Last night was the first time I started feeling like I had the "blues" since COVID started. The irony is I got the feeling after an evening with friends, something a few friends started doing the last few week. Three of us (plus one guy I just met through these two friends) get together for a backyard fire and a few drinks, just to hang out and break the motonoy.
The conversation last night hit me for some reason, and I can only explain because there are a number of factors all adding up together. Taken individually, they all mean little to nothing.
They all have kids going into 9th grade (two of them another younger kid). My youngest is going to be a senior, and his brother is going to college as a freshman this fall (I also have a step daughter out of college). Listening to them talk about the baseball season that just started around here reminded me not only that my days of watching my kids play baseball are over (neither of my boys played this summer, though they both had the opportunity. They just haven't enjoyed it the last couple of years). But also, while it has been the case for a few years, I'm reminded that my days of coaching my boys is over. I have coached
with them a couple of years, but its just not the same.

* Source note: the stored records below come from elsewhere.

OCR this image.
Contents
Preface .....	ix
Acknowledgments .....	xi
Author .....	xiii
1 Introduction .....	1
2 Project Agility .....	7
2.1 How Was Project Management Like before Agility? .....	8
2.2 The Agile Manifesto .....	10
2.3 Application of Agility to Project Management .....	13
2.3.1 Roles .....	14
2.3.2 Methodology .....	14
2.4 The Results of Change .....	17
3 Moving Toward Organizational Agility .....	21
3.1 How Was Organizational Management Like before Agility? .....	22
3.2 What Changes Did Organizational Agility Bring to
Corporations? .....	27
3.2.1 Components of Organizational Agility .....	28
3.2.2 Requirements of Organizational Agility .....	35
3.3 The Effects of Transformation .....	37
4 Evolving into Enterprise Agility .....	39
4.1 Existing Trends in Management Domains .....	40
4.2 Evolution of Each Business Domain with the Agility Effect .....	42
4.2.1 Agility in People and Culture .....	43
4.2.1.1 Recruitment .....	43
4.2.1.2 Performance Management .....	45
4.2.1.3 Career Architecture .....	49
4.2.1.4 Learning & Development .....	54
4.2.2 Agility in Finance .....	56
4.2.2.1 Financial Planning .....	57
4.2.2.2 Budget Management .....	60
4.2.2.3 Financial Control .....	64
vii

Long story short, I can see the days of being empty nesters coming on the horizon.
Another part of the conversation, as we are all fathers of sons, related to what one of them had recently taught his son about something or other. That got to me thinking, adding to the fact that my days of being a daily father are nearing the end, all of the things I haven't taught my own sons that I should have, and all the mistakes I've made as a father.
Add in the fact that COVID and being done as a coach leaves me with a lot of free time. For a while, that was all fine and good. But now, it's not that I'm bored, more that I find my evenings (when we don't do a family activity), meaningless and a waste of time.